JSON Minifier & Formatter
Free online JSON minifier and formatter. Minify JSON to shrink payloads or beautify (pretty-print) JSON with 2-space indentation. Validates as you go — no upload required.
About This Tool
Minify or beautify JSON instantly in your browser. Paste raw JSON to compress it into a single line for smaller API payloads, or format (pretty-print) it with clean 2-space indentation for easy reading and debugging. Invalid JSON is flagged with a clear error message so you can fix it fast. Everything runs client-side — your data never leaves your device.
How to Use
- Paste or type your JSON into the input box.
- Choose Minify to compress it or Format to beautify with indentation.
- Review the result — invalid JSON shows a clear error explaining the problem.
- Click Copy to grab the minified or formatted JSON for your project.
Examples
Minify JSON
{ "name": "Ada", "active": true } becomes {"name":"Ada","active":true} — smaller and ready for API requests.
Format (beautify) JSON
A one-line {"id":1,"tags":["a","b"]} is expanded into clean, indented, multi-line JSON that is easy to scan.
Read the full guide
How to Use JSON Minifier & Formatter: Complete Guide (2026) — 5 min read
Frequently Asked Questions
- What is the difference between minifying and formatting JSON?
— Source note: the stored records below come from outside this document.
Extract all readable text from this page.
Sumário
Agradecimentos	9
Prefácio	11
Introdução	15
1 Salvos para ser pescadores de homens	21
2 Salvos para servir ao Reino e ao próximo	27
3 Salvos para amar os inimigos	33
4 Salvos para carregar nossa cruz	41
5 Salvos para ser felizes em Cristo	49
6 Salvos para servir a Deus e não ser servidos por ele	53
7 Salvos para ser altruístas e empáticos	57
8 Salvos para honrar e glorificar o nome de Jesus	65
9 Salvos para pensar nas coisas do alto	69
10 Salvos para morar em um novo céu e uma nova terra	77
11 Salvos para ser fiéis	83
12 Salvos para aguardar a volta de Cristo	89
- Minifying removes all unnecessary whitespace and line breaks so the JSON fits on a single line — this reduces file size and is ideal for API responses and storage. Formatting (also called beautifying or pretty-printing) adds indentation and line breaks so the JSON is easy for humans to read and debug. Both produce identical data; only the spacing differs.
- Does this tool validate my JSON?
- Yes. Both Minify and Format parse your input first, so if the JSON is invalid you get a clear error message describing the problem (such as an unexpected token or missing bracket). Valid JSON is required for either operation to succeed.
- Is my JSON sent to a server?
- No. All minifying and formatting happens entirely in your browser using the built-in JSON parser. Your data never leaves your device, which makes the tool safe for sensitive configuration files and API payloads.
- What indentation does the formatter use?
- The formatter pretty-prints JSON with 2-space indentation, which is the most common convention for config files, package.json, and API documentation. The structure is consistent and ready to paste into your editor.
- Why should I minify JSON for APIs?
- Minified JSON removes whitespace, so payloads are smaller and transfer faster over the network — meaningful at scale for REST APIs, mobile apps, and high-traffic endpoints. Use formatted JSON while developing and debugging, then minify for production traffic.